When the AI Decides to Think

by Patrix | Apr 30, 2026

Something about Qwen3.6 stuck with me when I read through the release notes: it has a switch. Not a metaphorical one. A literal toggle between thinking mode and non-thinking mode. You decide, per conversation, whether you want the model to reason through a problem or just respond.

That sounds like a minor feature. It’s not.

Most local AI models are a single gear. You give them a prompt, they generate tokens, done. Qwen3.6 introduces a hybrid reasoning mode that works through complex problems step by step, then carries that reasoning trace into the next turn if you want it to. Or you can turn it off entirely for faster, more conversational responses.

The mechanics are cleaner than they sound. Thinking mode is for hard problems: code, math, reasoning chains where you want the model to show its work before committing to an answer. Non-thinking mode is for everything else, where speed matters more than depth. And there’s a third option called “Preserve Thinking” that keeps the reasoning trace alive across the entire conversation, so the model builds on what it already reasoned through rather than starting cold each turn. In practical terms, that means fewer tokens spent re-deriving context — reportedly around a 40% reduction in token usage on complex agentic workflows, with no measurable accuracy loss.

The architecture behind this is worth a brief look. Qwen3.6 combines linear attention with sparse mixture-of-experts routing. What that means in practice: it retains context more efficiently than standard attention models, which is why you get 256K context without the usual degradation at longer sequences. The thinking toggle sits on top of this architecture rather than requiring a separate model endpoint. One model, one download, two modes. That keeps the implementation clean in a way that matters when you’re running this locally.

I’ve been setting up local models on the Mac Mini M4 Pro, and the 27B variant is the one worth paying attention to here. At 4-bit quantization it weighs 18GB, which fits comfortably in 24GB unified memory. On the M4 Max, the closest available benchmark to the M4 Pro, Q4_K_M quantization runs at around 16 tokens per second. Fast enough for real work. One practical note if you’re pulling GGUFs manually: use Q4_K_M, not IQ4_XS. There’s a known llama.cpp/Metal regression that drops IQ4_XS performance to around 5 tokens per second on Apple Silicon. Q4_K_M sidesteps it entirely.

The benchmark numbers are also unusual for a 27B model. On SWE-bench Verified, a coding test that involves actually solving real GitHub issues, Qwen3.6-27B scores 77.2%. That matches or beats Qwen’s own 397B parameter model on major agentic coding benchmarks, despite having 14 times fewer total parameters. The architecture is doing real work there, not just compressing the same capability into a smaller shell.

One honest caveat: Qwen3.6 doesn’t run in Ollama yet.
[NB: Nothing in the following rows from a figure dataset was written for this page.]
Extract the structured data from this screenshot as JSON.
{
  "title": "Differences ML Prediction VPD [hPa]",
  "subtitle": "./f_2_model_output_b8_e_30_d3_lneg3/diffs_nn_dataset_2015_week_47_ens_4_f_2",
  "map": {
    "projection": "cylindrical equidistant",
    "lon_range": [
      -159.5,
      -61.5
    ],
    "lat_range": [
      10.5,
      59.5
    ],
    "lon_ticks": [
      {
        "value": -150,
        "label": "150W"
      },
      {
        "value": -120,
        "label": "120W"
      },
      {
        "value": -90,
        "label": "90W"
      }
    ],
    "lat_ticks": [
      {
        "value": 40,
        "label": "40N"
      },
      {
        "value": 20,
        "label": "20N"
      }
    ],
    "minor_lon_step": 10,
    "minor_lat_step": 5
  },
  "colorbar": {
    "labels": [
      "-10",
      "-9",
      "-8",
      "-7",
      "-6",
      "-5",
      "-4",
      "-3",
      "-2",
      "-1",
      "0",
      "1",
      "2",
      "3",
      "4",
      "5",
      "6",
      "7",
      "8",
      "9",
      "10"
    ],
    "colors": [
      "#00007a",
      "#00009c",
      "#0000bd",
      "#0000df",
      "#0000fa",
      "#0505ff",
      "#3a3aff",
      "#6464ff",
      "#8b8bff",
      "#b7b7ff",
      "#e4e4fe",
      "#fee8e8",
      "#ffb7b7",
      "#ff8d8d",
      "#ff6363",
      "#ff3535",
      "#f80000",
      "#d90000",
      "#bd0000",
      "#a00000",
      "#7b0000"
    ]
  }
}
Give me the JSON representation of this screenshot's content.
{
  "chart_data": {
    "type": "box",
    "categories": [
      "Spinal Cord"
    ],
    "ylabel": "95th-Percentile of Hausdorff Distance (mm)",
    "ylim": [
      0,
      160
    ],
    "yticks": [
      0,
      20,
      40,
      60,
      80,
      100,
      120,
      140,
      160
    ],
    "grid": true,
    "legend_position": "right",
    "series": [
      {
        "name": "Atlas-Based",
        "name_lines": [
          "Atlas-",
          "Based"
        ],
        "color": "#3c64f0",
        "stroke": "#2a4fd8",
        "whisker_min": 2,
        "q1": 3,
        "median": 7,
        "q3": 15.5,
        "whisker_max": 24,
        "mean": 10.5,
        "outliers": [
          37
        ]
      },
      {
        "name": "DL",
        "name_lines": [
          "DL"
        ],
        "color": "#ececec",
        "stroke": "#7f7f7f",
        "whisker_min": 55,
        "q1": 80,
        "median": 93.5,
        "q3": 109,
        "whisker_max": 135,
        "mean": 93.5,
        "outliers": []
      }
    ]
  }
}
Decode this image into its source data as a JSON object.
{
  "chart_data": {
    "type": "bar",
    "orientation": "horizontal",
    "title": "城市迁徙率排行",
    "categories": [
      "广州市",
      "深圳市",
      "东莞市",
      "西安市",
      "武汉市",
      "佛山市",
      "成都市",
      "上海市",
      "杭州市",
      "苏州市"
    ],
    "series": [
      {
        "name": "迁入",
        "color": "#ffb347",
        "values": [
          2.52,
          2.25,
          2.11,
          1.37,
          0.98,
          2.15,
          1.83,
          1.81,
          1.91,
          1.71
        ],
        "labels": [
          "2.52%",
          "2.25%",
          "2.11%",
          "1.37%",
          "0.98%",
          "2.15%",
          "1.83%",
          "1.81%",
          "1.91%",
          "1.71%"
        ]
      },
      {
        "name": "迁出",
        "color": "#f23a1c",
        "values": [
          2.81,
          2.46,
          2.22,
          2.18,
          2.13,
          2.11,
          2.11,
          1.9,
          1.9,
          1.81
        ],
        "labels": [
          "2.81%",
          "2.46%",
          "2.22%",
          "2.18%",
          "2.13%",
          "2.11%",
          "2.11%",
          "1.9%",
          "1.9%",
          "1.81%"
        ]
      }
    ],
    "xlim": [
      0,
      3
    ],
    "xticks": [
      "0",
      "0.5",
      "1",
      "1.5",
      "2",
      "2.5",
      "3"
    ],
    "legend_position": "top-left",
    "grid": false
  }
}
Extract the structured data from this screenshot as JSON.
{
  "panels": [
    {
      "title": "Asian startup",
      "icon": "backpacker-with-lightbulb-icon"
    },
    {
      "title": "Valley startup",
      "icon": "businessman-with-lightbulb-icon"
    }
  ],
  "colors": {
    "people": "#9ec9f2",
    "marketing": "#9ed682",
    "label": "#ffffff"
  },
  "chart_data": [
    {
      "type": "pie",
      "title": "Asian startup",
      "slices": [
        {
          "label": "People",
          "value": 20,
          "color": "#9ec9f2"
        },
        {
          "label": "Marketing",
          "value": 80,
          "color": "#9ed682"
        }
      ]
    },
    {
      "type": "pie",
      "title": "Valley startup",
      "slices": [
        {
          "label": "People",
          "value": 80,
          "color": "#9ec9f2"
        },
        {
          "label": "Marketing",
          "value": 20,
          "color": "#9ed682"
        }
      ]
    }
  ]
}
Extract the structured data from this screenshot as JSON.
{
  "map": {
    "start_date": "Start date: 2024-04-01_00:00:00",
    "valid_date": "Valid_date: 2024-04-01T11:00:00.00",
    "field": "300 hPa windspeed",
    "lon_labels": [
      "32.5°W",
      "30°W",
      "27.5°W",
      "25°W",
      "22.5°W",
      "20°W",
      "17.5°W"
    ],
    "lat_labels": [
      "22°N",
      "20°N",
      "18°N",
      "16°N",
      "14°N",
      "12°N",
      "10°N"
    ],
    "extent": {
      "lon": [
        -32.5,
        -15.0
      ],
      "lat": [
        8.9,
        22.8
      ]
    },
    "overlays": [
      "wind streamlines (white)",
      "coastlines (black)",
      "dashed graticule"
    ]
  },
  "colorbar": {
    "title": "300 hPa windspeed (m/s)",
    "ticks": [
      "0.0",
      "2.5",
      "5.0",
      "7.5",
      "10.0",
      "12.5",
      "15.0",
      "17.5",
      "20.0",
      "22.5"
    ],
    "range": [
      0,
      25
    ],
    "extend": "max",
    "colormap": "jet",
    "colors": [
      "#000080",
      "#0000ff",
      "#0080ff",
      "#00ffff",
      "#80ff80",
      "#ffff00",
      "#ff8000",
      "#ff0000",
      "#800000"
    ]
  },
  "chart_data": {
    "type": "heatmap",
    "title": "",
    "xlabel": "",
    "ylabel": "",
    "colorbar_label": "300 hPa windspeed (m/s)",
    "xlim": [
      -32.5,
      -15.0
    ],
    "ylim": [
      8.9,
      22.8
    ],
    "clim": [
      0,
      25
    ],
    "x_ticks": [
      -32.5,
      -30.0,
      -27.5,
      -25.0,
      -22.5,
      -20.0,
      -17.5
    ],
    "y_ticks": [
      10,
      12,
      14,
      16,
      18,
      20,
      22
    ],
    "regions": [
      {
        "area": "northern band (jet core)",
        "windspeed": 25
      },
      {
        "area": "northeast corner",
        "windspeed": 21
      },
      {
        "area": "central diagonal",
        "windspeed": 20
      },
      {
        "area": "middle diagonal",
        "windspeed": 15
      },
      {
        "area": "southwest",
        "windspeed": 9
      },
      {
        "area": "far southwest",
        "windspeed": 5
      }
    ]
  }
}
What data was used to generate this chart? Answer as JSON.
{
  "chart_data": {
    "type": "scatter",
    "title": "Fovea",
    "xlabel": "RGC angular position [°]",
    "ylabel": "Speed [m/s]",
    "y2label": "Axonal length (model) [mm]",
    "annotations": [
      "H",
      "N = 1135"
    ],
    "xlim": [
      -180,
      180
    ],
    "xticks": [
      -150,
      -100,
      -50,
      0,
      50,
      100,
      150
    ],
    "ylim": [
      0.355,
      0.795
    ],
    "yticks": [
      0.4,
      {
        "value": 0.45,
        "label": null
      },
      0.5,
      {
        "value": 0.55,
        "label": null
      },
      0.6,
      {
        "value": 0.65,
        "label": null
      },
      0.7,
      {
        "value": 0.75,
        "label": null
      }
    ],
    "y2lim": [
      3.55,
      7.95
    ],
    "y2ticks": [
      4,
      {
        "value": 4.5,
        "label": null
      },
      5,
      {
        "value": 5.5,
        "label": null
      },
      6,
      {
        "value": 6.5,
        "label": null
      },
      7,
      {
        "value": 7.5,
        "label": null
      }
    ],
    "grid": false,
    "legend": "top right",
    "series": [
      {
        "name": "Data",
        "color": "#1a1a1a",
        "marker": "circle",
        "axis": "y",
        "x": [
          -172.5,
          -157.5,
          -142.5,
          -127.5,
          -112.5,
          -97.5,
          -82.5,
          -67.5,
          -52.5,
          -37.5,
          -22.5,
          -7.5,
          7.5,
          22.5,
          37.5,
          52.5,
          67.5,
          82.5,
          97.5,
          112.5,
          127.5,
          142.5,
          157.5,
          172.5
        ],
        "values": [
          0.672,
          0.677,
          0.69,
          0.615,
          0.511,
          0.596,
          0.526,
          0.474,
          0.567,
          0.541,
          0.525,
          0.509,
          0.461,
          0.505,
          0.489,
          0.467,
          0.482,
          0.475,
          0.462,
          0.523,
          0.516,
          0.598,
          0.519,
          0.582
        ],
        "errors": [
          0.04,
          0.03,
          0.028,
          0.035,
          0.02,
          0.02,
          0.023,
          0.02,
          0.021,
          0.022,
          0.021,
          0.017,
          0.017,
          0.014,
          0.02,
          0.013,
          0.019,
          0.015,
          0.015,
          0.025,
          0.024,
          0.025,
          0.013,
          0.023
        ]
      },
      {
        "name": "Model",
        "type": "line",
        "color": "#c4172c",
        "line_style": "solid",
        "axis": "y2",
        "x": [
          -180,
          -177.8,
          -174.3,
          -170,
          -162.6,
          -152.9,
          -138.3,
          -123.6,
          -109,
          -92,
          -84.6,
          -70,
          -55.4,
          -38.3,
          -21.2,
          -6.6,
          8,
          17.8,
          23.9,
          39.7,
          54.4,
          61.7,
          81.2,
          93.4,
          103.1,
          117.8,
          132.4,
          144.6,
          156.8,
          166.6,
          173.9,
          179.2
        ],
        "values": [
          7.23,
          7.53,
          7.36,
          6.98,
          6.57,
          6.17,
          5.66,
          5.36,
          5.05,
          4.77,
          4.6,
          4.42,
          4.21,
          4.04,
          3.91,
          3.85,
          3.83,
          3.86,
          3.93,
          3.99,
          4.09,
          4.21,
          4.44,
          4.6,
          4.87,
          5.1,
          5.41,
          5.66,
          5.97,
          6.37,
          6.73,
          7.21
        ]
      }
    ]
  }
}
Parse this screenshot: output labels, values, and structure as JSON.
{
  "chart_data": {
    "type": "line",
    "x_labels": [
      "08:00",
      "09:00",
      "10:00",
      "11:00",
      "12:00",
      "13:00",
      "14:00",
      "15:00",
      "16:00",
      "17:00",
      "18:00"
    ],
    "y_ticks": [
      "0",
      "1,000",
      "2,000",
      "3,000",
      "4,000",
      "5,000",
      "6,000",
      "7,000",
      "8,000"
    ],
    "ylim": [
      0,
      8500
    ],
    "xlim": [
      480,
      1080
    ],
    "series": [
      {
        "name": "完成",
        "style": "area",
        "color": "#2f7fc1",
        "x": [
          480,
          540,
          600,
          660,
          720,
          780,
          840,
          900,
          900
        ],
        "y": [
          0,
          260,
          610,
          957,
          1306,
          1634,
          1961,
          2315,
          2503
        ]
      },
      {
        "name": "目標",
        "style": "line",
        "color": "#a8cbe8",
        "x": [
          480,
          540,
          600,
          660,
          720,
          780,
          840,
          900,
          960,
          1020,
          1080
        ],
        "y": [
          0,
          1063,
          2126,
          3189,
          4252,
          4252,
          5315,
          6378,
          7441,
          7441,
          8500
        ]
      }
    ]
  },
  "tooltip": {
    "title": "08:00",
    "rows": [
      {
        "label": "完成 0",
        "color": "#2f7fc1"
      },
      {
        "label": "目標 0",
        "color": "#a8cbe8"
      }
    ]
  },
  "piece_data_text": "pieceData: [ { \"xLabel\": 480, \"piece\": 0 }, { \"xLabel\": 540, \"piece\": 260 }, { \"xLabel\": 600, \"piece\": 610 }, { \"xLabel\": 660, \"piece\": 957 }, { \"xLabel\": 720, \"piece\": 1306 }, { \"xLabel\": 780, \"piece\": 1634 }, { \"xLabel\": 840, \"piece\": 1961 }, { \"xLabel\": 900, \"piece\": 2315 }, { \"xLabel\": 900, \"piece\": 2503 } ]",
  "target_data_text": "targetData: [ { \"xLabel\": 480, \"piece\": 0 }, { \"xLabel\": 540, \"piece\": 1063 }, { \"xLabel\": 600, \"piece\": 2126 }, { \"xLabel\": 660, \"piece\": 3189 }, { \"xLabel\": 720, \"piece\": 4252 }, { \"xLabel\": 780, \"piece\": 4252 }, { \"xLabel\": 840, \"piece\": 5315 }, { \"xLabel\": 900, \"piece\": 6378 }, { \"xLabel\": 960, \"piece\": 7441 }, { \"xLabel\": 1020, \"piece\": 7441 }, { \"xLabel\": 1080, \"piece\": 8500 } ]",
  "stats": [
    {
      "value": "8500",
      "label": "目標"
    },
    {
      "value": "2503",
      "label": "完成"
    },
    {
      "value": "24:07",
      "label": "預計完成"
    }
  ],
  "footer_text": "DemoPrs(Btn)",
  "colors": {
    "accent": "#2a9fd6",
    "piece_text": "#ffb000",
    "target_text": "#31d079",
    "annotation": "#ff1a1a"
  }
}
The multimodal components use separate projection files that Ollama’s current architecture doesn’t handle. You’ll need llama.cpp or Unsloth Studio. Unsloth Studio installs with a single curl command and auto-configures inference parameters when you select the model. MLX quants are also available for Apple Silicon if you want a more native Mac experience, though llama.cpp with Metal support is fast enough that the practical difference is small.

The question that interests me more than the setup: when do you actually want an AI to think? Not as a philosophical exercise. As a practical decision you make before sending each message. Thinking mode takes longer and burns more tokens. Non-thinking mode is faster but shallower. Most of the time the right answer is obvious in retrospect, but Qwen3.6 forces you to have an opinion about it upfront.

Most AI tools don’t ask you to think about how they think. This one does. You’re not just prompting — you’re choosing whether to engage the model’s reasoning machinery or route around it. That’s an unfamiliar position if you’re used to treating local models as fast autocomplete. For structured tasks with clear requirements, thinking mode earns its slower response time by reasoning through edge cases the model would otherwise skip. For quick Q&A, non-thinking mode is the right call. The sweet spot I’m most curious about is agentic workflows, where toggling thinking mode per subtask could cut token costs significantly without sacrificing quality on the steps that actually need careful reasoning.

Worth installing. Worth testing. Particularly if you have a 24GB Mac and you’ve been looking for a local model that doesn’t feel like a compromise.